If the initial exam shows that patients do not have adequate bone to support the implant, the dentist might need to perform another process called a bone graft, where the bone is harvested from elsewhere in the patient’s body and is then placed where it is required.

Placing an Implant

The placement of the dental implant procedure begins by surgically positioning the screw into the patient’s jawbone. To place the titanium metal, the oral surgeon makes an incision through the gums, sets the implant, then closes this area with the help of sutures. After this, the patient is sent home to allow the healing of the gums. This can take up to six months or more, depending on how fast the patient recovers.

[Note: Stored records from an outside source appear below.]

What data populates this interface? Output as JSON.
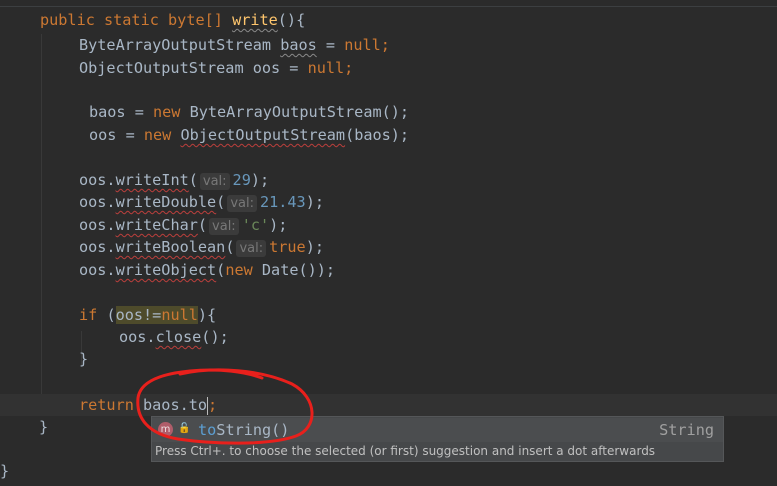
{
  "editor": {
    "language": "java",
    "method_signature": {
      "modifiers": "public static",
      "return_type": "byte[]",
      "name": "write",
      "params": "(){"
    },
    "decl_baos": {
      "type": "ByteArrayOutputStream",
      "name": "baos",
      "op": " = ",
      "value": "null",
      "end": ";"
    },
    "decl_oos": {
      "type": "ObjectOutputStream oos = ",
      "value": "null",
      "end": ";"
    },
    "assign_baos": {
      "lhs": "baos = ",
      "kw_new": "new",
      "ctor": " ByteArrayOutputStream();"
    },
    "assign_oos": {
      "lhs": "oos = ",
      "kw_new": "new",
      "ctor": "ObjectOutputStream",
      "args": "(baos);"
    },
    "calls": [
      {
        "recv": "oos.",
        "method": "writeInt",
        "open": "(",
        "hint": "val:",
        "arg": "29",
        "arg_kind": "num",
        "close": ");"
      },
      {
        "recv": "oos.",
        "method": "writeDouble",
        "open": "(",
        "hint": "val:",
        "arg": "21.43",
        "arg_kind": "num",
        "close": ");"
      },
      {
        "recv": "oos.",
        "method": "writeChar",
        "open": "(",
        "hint": "val:",
        "arg": "'c'",
        "arg_kind": "str",
        "close": ");"
      },
      {
        "recv": "oos.",
        "method": "writeBoolean",
        "open": "(",
        "hint": "val:",
        "arg": "true",
        "arg_kind": "kw",
        "close": ");"
      }
    ],
    "write_object": {
      "recv": "oos.",
      "method": "writeObject",
      "open": "(",
      "kw_new": "new",
      "rest": " Date());"
    },
    "if_stmt": {
      "kw": "if",
      "open": " (",
      "cond_var": "oos!=",
      "cond_null": "null",
      "close": "){"
    },
    "close_call": {
      "recv": "oos.",
      "method": "close",
      "rest": "();"
    },
    "closing_brace": "}",
    "return_stmt": {
      "kw": "return",
      "expr": " baos.to",
      "end": ";"
    },
    "method_close": "}",
    "class_close": "}"
  },
  "completion_popup": {
    "items": [
      {
        "icon": "m",
        "visibility_icon": "lock-open-icon",
        "name_match": "to",
        "name_rest": "String()",
        "type": "String"
      }
    ],
    "hint": "Press Ctrl+. to choose the selected (or first) suggestion and insert a dot afterwards"
  },
  "colors": {
    "background": "#2b2b2b",
    "keyword": "#cc7832",
    "method_decl": "#ffc66d",
    "number": "#6897bb",
    "string": "#6a8759",
    "text": "#a9b7c6",
    "error_squiggle": "#bc3f3c",
    "annotation_circle": "#e8201c"
  }
}
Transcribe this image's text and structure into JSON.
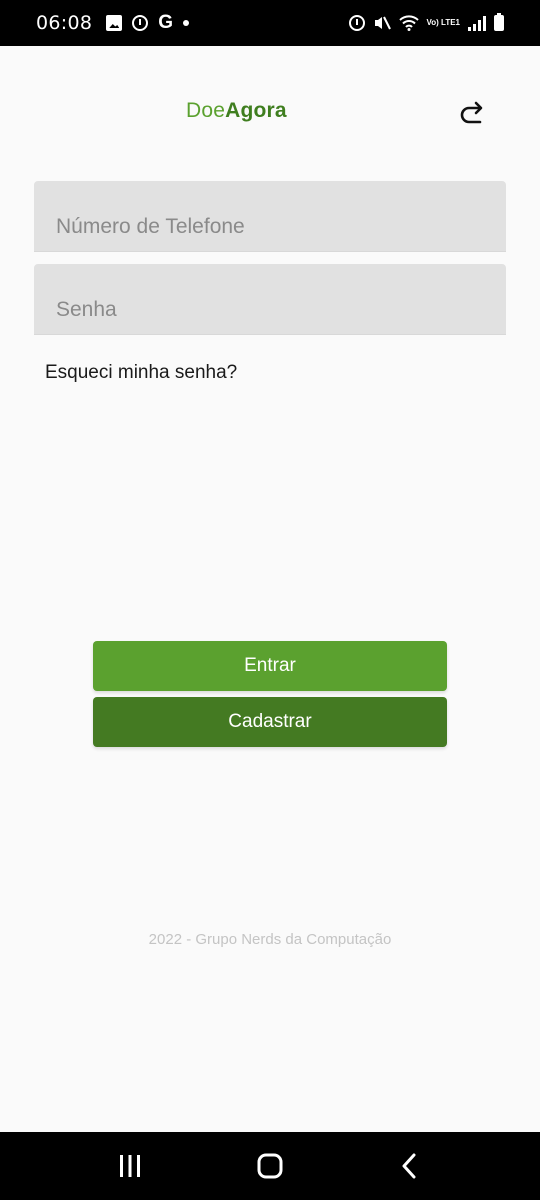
{
  "status_bar": {
    "time": "06:08",
    "g_label": "G",
    "volte_label": "Vo) LTE1"
  },
  "header": {
    "logo_part1": "Doe",
    "logo_part2": "Agora",
    "share_icon": "share-forward-icon"
  },
  "form": {
    "phone_placeholder": "Número de Telefone",
    "password_placeholder": "Senha",
    "forgot_label": "Esqueci minha senha?"
  },
  "buttons": {
    "login_label": "Entrar",
    "register_label": "Cadastrar"
  },
  "footer": {
    "text": "2022 - Grupo Nerds da Computação"
  },
  "colors": {
    "brand_light": "#5ba12f",
    "brand_dark": "#447a22",
    "input_bg": "#e1e1e1"
  },
  "nav": {
    "icons": [
      "recent-apps-icon",
      "home-icon",
      "back-icon"
    ]
  }
}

The dental implant should fuse with the patient’s natural bone in a process termed as Osseo integration. In this process, the bone cells attach to the screw and spaces to permanently fix the implant. Once this step is successful, then the dentist moves to the next phase of dental implantation.

Set the Abutment

After Osseo integration, the abutment is placed in the affected area. It is the connective post that links the artificial tooth and the implant. The abutment ensures that the implant remains in place under the gums. Like an implant, the abutment also needs to heal properly. The gums surrounding the abutment must heal and form a concoction around it before the dental restoration is placed.

Placement of Restoration

The last step of the implant procedure is to place the dental restorative option, which can be either a denture or a crown. However, after the dental implant procedure, crowns are the most recommended option because they look and function just like natural teeth and are relatively more durable than dentures. The dental implant procedure is finally completed after the crown is cemented to the abutment.

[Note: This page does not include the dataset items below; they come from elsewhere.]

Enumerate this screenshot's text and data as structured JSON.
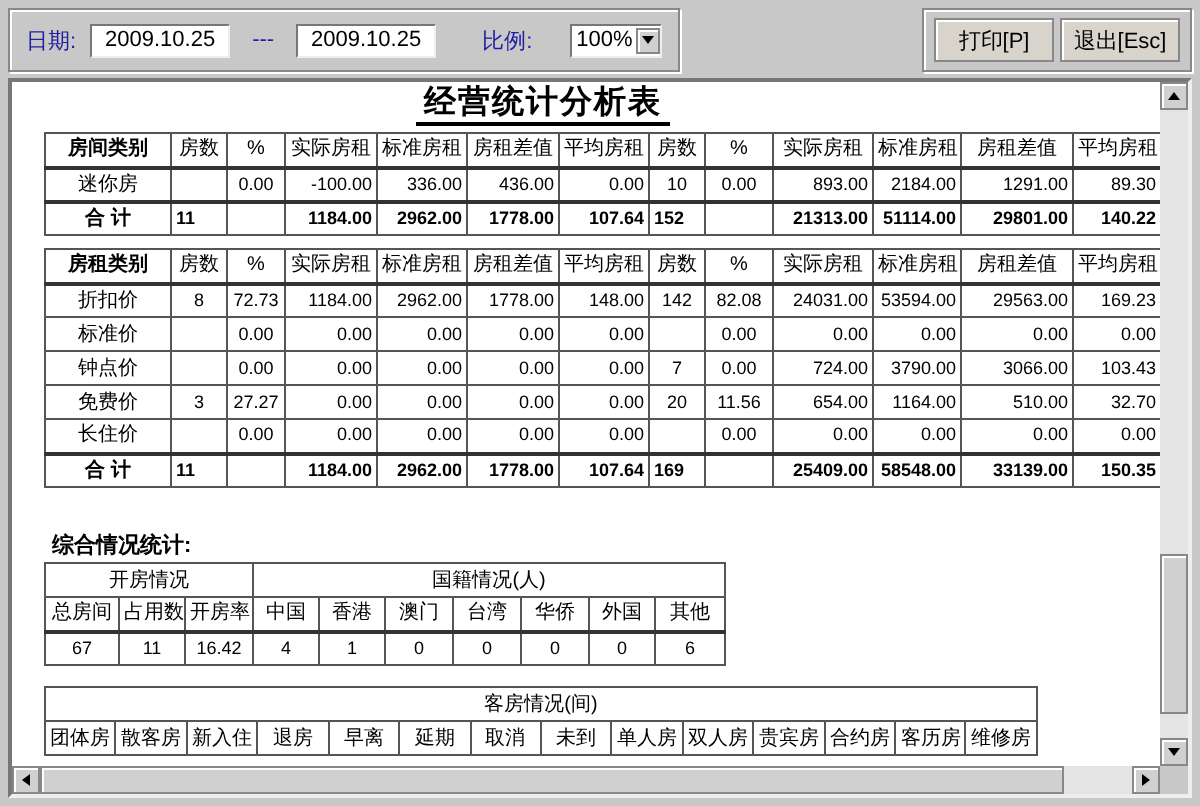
{
  "toolbar": {
    "date_label": "日期:",
    "date_from": "2009.10.25",
    "separator": "---",
    "date_to": "2009.10.25",
    "scale_label": "比例:",
    "scale": "100%",
    "buttons": [
      "打印[P]",
      "退出[Esc]"
    ]
  },
  "report": {
    "title": "经营统计分析表",
    "room_type_table": {
      "columns": [
        "房间类别",
        "房数",
        "%",
        "实际房租",
        "标准房租",
        "房租差值",
        "平均房租",
        "房数",
        "%",
        "实际房租",
        "标准房租",
        "房租差值",
        "平均房租"
      ],
      "rows": [
        {
          "kind": "row",
          "cells": [
            "迷你房",
            "",
            "0.00",
            "-100.00",
            "336.00",
            "436.00",
            "0.00",
            "10",
            "0.00",
            "893.00",
            "2184.00",
            "1291.00",
            "89.30"
          ]
        },
        {
          "kind": "total",
          "cells": [
            "合 计",
            "11",
            "",
            "1184.00",
            "2962.00",
            "1778.00",
            "107.64",
            "152",
            "",
            "21313.00",
            "51114.00",
            "29801.00",
            "140.22"
          ]
        }
      ]
    },
    "rate_type_table": {
      "columns": [
        "房租类别",
        "房数",
        "%",
        "实际房租",
        "标准房租",
        "房租差值",
        "平均房租",
        "房数",
        "%",
        "实际房租",
        "标准房租",
        "房租差值",
        "平均房租"
      ],
      "rows": [
        {
          "kind": "row",
          "cells": [
            "折扣价",
            "8",
            "72.73",
            "1184.00",
            "2962.00",
            "1778.00",
            "148.00",
            "142",
            "82.08",
            "24031.00",
            "53594.00",
            "29563.00",
            "169.23"
          ]
        },
        {
          "kind": "row",
          "cells": [
            "标准价",
            "",
            "0.00",
            "0.00",
            "0.00",
            "0.00",
            "0.00",
            "",
            "0.00",
            "0.00",
            "0.00",
            "0.00",
            "0.00"
          ]
        },
        {
          "kind": "row",
          "cells": [
            "钟点价",
            "",
            "0.00",
            "0.00",
            "0.00",
            "0.00",
            "0.00",
            "7",
            "0.00",
            "724.00",
            "3790.00",
            "3066.00",
            "103.43"
          ]
        },
        {
          "kind": "row",
          "cells": [
            "免费价",
            "3",
            "27.27",
            "0.00",
            "0.00",
            "0.00",
            "0.00",
            "20",
            "11.56",
            "654.00",
            "1164.00",
            "510.00",
            "32.70"
          ]
        },
        {
          "kind": "row",
          "cells": [
            "长住价",
            "",
            "0.00",
            "0.00",
            "0.00",
            "0.00",
            "0.00",
            "",
            "0.00",
            "0.00",
            "0.00",
            "0.00",
            "0.00"
          ]
        },
        {
          "kind": "total",
          "cells": [
            "合 计",
            "11",
            "",
            "1184.00",
            "2962.00",
            "1778.00",
            "107.64",
            "169",
            "",
            "25409.00",
            "58548.00",
            "33139.00",
            "150.35"
          ]
        }
      ]
    },
    "summary_title": "综合情况统计:",
    "summary_table": {
      "group_headers": [
        "开房情况",
        "国籍情况(人)"
      ],
      "columns": [
        "总房间",
        "占用数",
        "开房率",
        "中国",
        "香港",
        "澳门",
        "台湾",
        "华侨",
        "外国",
        "其他"
      ],
      "values": [
        "67",
        "11",
        "16.42",
        "4",
        "1",
        "0",
        "0",
        "0",
        "0",
        "6"
      ]
    },
    "room_status_table": {
      "group_header": "客房情况(间)",
      "columns": [
        "团体房",
        "散客房",
        "新入住",
        "退房",
        "早离",
        "延期",
        "取消",
        "未到",
        "单人房",
        "双人房",
        "贵宾房",
        "合约房",
        "客历房",
        "维修房"
      ]
    }
  }
}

Advantages of Dental Implants

Implants have multiple benefits, including:

Prevents Bone Loss

When a person loses teeth, and bone mass in the jaw, the jawbone requires stimulation, and implants are the only tooth replacement alternative that replaces jawbone stimulation and helps to prevent bone loss.

Matches the Natural Teeth

Dental implants come in a vast range of sizes and shapes. The dentist designs implants that specifically match the color of the patient’s surrounding teeth and fit perfectly in the gap.

Restores Bite Force

Because dental implants are placed into the jaw with a titanium post or screw that replaces the tooth root, they can allow the patient to bite with the same amount of force he could use with the natural teeth. Other dental treatment options do not fully restore the bite force because they are usually placed over the visible part of the teeth and are not anchored deeply in place.

Prevents Changes in the Facial Structure

Teeth help support your facial structure. When people lose one or more teeth, they lose that support, which eventually causes their face to sag, change shape, and make them appear older. Dental implants provide the exact same support to the face as natural teeth and prevent facial sagging.


Common risks of dental implants usually include:

  • Infection at the affected site.
  • Injury or damage to surrounding oral structures, such as gums, other teeth or blood vessels.
  • Nerve damage can lead to numbness, pain, or tingling in your natural teeth, gums, lips or chin.
  • Sinus problems, usually occur when implants are placed in the upper jaw and protrude into one of the sinus cavities.